Vediamo il percorso di diritto seguito in detta decisione.
La Corte d’Appello di Milano, nell’accogliere il gravame proposto dall’Inps, riformava la sentenza del Tribunale di Milano (che, a sua volta, aveva invece accolto l’opposizione all’avviso di addebito), rilevando che il sistema degli sgravi contributivi di cui all’art. 1, co. 1175, della legge n. 296/2006 implica necessariamente una costante regolarità contributiva del beneficiario.
In questa logica, quindi, il possesso del DURC, alla luce della procedura regolata dal DM 24 ottobre 2007 e dal DM 30 gennaio 2015, presuppone che, in presenza di irregolarità, l’Istituto previdenziale ne dia avviso all’interessato con l’invito a regolarizzare la propria posizione entro quindici giorni, termine durante il quale il rilascio del predetto documento rimane sospeso, così da consentire la sanatoria delle eventuali irregolarità contributive che perdono, in tal modo, la loro capacità ostativa rispetto al riconoscimento delle agevolazioni previdenziali.

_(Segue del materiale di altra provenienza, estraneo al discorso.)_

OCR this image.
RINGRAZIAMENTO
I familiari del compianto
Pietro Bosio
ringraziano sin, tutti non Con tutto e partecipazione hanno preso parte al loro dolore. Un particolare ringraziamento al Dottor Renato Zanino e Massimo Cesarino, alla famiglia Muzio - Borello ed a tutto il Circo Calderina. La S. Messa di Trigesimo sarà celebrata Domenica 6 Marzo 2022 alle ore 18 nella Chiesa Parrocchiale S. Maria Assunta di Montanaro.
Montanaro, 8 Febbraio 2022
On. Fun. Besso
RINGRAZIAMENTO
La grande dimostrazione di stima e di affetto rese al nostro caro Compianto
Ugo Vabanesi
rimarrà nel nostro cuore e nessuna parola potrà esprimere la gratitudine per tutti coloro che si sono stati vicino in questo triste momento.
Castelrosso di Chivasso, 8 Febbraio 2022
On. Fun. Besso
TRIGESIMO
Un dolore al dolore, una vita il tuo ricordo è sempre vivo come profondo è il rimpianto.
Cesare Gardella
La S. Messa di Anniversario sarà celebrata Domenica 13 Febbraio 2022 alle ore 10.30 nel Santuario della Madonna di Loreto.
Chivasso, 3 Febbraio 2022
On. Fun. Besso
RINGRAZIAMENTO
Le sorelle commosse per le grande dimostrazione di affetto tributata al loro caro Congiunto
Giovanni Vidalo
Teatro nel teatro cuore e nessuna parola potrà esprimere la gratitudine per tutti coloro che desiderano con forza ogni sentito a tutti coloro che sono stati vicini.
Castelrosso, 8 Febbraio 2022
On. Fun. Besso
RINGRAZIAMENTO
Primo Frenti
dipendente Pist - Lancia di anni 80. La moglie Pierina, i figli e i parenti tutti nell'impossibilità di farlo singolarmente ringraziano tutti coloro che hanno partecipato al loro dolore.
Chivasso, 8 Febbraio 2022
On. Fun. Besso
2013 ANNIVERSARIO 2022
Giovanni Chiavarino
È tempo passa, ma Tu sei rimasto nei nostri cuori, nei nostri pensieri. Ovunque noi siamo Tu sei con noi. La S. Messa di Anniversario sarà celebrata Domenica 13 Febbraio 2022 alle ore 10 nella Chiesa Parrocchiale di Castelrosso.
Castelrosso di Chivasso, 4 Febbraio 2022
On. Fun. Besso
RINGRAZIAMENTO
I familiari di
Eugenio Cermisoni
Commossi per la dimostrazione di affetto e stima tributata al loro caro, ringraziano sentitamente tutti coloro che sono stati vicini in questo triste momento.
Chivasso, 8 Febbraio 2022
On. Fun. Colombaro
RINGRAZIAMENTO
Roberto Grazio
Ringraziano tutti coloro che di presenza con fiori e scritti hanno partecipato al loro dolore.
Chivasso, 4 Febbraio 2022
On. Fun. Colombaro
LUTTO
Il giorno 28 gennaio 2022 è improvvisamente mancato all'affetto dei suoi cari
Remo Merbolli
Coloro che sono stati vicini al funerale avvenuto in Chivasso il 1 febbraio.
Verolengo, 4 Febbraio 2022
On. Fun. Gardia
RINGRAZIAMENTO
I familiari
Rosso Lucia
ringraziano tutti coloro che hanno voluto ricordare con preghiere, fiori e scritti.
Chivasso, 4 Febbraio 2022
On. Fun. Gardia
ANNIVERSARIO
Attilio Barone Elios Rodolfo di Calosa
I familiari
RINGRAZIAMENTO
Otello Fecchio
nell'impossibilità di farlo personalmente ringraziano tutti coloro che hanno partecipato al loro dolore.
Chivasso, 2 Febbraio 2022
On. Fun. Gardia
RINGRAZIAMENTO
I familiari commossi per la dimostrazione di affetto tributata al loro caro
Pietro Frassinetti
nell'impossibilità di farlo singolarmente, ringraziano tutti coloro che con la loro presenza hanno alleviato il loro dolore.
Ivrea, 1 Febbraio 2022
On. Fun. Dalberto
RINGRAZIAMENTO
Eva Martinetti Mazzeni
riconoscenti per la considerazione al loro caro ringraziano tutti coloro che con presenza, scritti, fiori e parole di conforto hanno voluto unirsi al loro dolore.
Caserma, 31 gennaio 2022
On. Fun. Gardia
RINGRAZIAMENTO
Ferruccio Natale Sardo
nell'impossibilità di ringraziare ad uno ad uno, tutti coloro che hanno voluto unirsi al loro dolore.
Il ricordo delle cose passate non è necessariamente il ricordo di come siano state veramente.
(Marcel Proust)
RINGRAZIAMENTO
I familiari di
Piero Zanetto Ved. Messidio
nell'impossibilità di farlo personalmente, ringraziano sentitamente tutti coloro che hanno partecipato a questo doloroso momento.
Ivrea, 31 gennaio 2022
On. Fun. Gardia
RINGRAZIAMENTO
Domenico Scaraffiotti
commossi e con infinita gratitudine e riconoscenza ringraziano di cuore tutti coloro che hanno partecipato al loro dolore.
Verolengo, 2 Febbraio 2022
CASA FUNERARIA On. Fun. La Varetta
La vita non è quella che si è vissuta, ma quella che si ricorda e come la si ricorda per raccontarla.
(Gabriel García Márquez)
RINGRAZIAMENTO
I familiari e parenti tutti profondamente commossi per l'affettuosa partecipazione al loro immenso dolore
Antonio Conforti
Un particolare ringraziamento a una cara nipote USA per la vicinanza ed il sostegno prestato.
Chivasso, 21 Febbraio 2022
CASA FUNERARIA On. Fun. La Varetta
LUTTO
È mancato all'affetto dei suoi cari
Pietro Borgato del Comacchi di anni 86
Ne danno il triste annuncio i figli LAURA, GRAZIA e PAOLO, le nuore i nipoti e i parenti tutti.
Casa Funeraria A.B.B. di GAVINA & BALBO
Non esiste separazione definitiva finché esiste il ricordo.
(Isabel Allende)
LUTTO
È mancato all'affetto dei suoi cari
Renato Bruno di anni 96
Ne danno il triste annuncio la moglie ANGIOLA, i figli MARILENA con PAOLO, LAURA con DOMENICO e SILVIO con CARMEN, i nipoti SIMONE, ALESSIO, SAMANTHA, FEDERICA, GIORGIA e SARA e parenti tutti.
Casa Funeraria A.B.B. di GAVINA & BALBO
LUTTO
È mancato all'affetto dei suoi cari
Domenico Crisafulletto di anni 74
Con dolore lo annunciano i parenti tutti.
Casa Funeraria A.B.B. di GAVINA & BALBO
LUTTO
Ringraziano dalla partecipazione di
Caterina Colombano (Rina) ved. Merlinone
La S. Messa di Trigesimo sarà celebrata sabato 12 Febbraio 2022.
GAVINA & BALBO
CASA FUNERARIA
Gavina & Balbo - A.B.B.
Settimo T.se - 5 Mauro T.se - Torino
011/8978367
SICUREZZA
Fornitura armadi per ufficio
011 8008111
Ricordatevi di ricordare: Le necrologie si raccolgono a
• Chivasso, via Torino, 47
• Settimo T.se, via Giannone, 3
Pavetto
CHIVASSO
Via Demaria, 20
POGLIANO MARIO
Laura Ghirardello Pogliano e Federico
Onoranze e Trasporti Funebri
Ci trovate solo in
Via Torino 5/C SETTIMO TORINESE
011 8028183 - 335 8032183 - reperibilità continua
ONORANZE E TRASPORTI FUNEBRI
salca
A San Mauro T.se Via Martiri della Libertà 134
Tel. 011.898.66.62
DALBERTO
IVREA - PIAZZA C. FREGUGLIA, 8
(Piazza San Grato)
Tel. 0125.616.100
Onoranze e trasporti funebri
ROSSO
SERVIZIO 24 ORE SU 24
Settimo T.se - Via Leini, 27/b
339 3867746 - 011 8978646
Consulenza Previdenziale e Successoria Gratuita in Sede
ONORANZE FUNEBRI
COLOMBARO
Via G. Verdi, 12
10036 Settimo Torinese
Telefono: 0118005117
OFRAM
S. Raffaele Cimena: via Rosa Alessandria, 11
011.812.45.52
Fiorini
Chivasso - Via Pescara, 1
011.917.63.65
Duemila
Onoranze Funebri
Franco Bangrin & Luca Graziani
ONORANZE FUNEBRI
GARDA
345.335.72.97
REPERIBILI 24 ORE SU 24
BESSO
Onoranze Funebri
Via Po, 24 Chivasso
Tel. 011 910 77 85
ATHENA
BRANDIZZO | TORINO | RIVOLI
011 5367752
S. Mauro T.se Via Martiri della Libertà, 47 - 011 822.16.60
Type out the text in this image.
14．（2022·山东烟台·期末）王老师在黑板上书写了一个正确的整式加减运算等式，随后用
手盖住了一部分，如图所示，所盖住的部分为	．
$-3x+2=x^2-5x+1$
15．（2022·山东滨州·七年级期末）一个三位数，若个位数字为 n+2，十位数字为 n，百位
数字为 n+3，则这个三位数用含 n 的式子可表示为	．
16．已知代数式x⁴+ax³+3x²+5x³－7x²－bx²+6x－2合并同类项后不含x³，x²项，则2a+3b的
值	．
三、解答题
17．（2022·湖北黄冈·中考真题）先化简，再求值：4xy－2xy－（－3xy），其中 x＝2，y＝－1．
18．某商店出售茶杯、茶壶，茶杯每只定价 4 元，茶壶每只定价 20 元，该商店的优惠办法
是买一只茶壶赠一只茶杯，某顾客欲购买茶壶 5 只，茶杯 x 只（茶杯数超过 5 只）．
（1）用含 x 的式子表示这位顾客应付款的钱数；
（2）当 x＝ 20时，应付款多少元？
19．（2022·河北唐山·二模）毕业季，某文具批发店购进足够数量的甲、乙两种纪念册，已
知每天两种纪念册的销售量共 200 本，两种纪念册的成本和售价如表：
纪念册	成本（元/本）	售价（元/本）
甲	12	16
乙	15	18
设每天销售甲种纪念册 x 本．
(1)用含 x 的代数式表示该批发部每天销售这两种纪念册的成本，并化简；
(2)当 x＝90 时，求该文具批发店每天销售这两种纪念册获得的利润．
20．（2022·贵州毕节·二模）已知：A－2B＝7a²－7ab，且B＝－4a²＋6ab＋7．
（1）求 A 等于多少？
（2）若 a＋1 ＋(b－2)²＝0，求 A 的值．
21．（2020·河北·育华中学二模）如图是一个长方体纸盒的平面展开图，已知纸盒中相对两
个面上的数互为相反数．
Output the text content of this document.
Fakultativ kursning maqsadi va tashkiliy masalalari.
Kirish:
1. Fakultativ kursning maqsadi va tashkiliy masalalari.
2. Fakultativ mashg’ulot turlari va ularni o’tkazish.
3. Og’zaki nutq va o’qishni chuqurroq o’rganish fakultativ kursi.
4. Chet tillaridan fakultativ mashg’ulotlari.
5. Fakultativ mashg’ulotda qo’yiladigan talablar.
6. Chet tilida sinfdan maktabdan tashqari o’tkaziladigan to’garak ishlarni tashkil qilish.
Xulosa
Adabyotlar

Mancando nella fattispecie scrutinata la regolarità contributiva da parte della società beneficiaria degli sgravi alla data di emissione del DURC negativo, ancorché si trattasse di un inadempimento riferito a somme non particolarmente elevate, pur sempre però idonee a sancire la decadenza dal sotteso beneficio contributivo.
Da qui, pertanto, il ricorso per cassazione, affidato a ben otto motivi.
L’ordinanza in commento ha però rigettato il ricorso, argomentando in modo specifico sui punti oggetto di gravame.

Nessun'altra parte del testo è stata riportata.